Les règles du challenge commercial CAP horizon prévoient que les meilleures équipes de ventes puissent engranger des points pour les échanger ensuite contre des cadeaux. L'enquête fait apparaître que vous avez transmis les points restants et non utilisables de certains agents sur le compte d'un autre agent, afin que ce dernier bénéficie d'un cadeau. Ce transfert réalisé de manière unilatérale, contrairement aux règles applicables et au profit d'un agent choisi par vos soins, constitue une faute managériale au regard des comportements d'exemplarité attendus de la part d'un directeur d'établissement envers ses collaborateurs.

2-manquement au respect des règles de commissionnement et abus de position hiérarchique

Les règles du commissionnement financier sont établies au plan national, sur la base d'un certain nombre de critères garantissant l'équité dans le versement des montants alloués. Vous avez demandé à l'une de vos collaboratrices de transgresser ces règles, en lui faisant déclarer comme apporteurs dans le cadre de la campagne du livret A, trois agents n'ayant pas réalisé cet apportage. Cet abus de position hiérarchique, au profit de certains de vos collaborateurs, constitue une faute professionnelle non acceptable pour un manager.

Le rapport de la mission managériale fait également mention de comportements managériaux inappropriés à l'encontre du personnel des bureaux de [Localité 5]. Le médecin du travail a confirmé la souffrance au travail d'agents de ses bureaux, liée à la récurrence et à l'intensité de ces comportements de votre part à leur égard.

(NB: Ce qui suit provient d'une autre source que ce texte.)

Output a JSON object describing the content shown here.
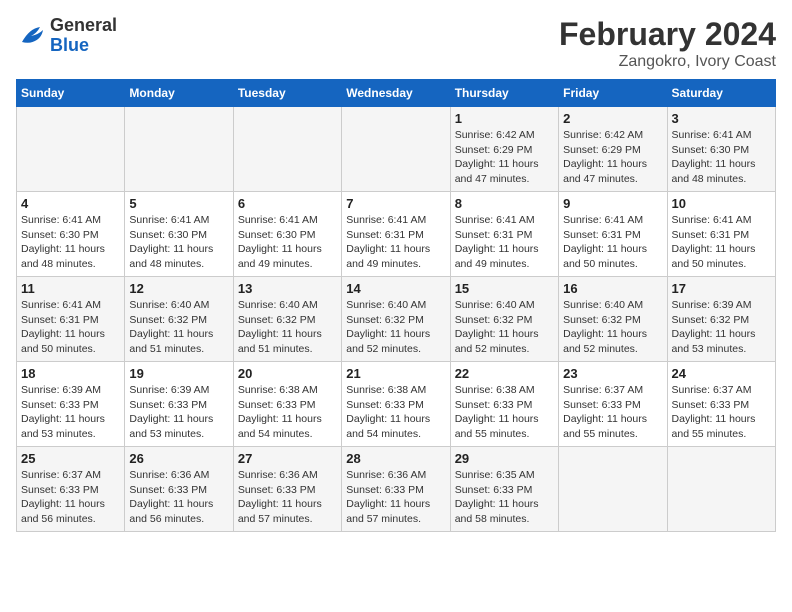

Ce comportement managérial inapproprié à ce que l'enseigne La Poste attend de ses managers ainsi que les manquements à la probité cités ci-dessus nous conduisent à vous notifier votre licenciement pour cause réelle et sérieuse, car vous ne respectez pas les obligations contractuelles liées à votre fonction, ni en terme de conformité aux procédures en vigueur dans notre entreprise, ni en terme de comportement attendu de la part de notre encadrement vis-à-vis des collaborateurs de l'entreprise.

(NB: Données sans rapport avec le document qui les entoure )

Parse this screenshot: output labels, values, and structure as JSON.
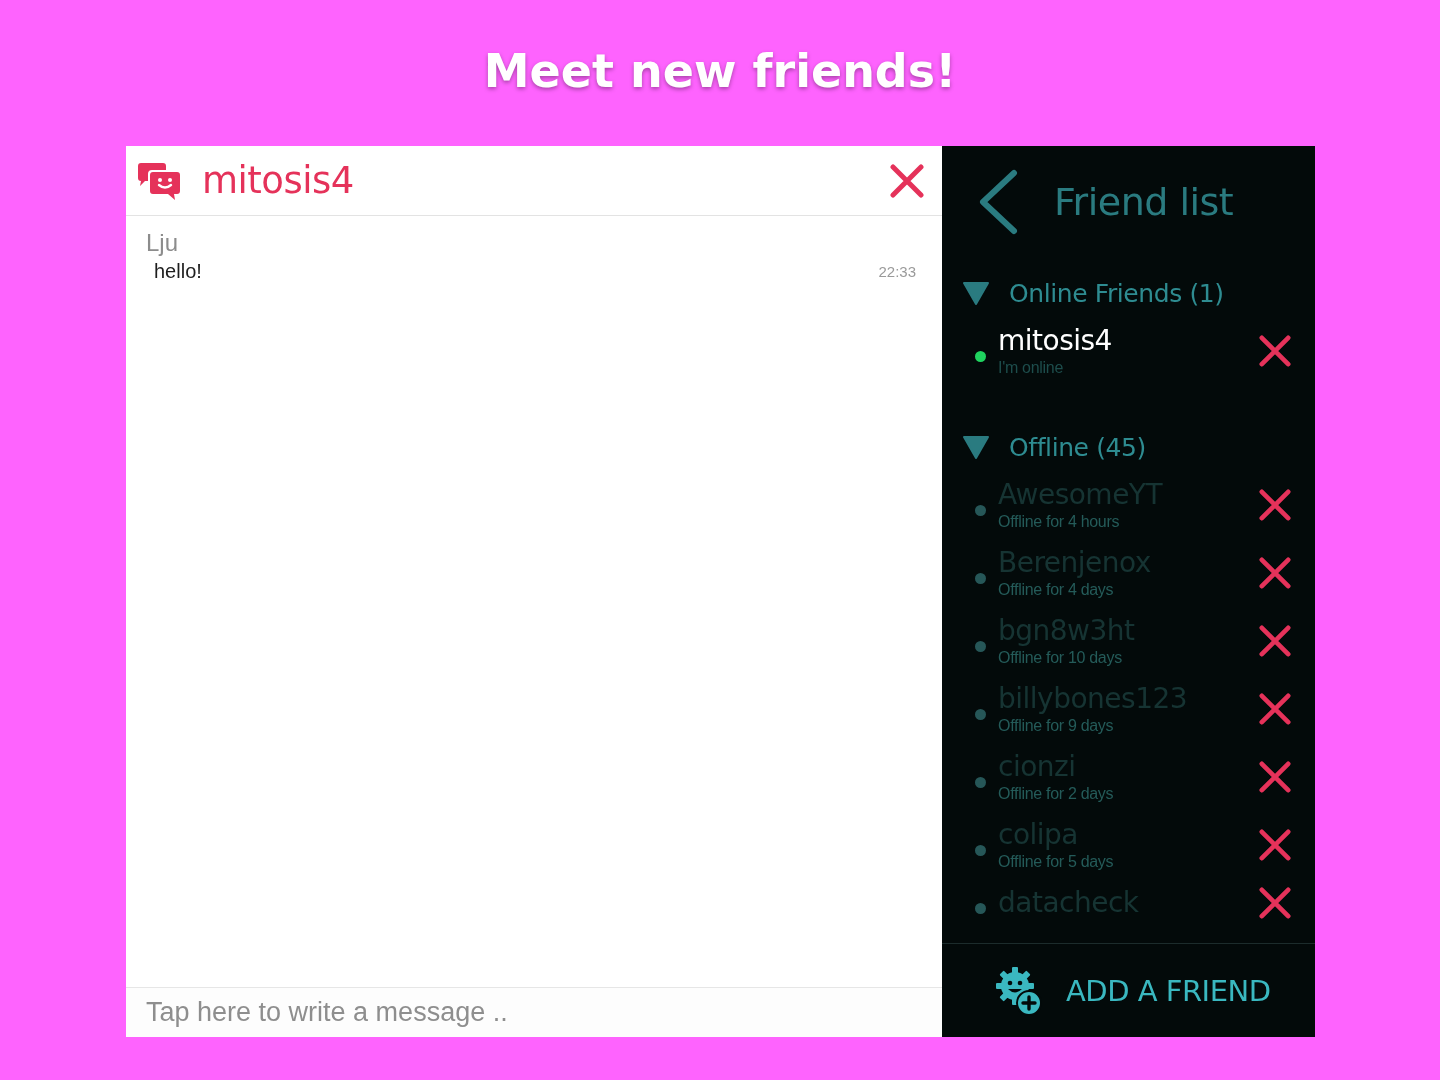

La date prévue de première présentation de cette lettre marquera le début de votre préavis de trois mois que nous vous dispensons d'effectuer et qui vous sera néanmoins payé. (...)'

Un certificat de travail a été remis à l'intéressé visant son emploi du 3 mai 1997 au 24 novembre 2011,

Par jugement rendu le 10 mars 2014, le conseil de prud'hommes de Paris a débouté Monsieur [T] de l'ensemble de ses demandes.

Monsieur [T] a interjeté appel de ce jugement.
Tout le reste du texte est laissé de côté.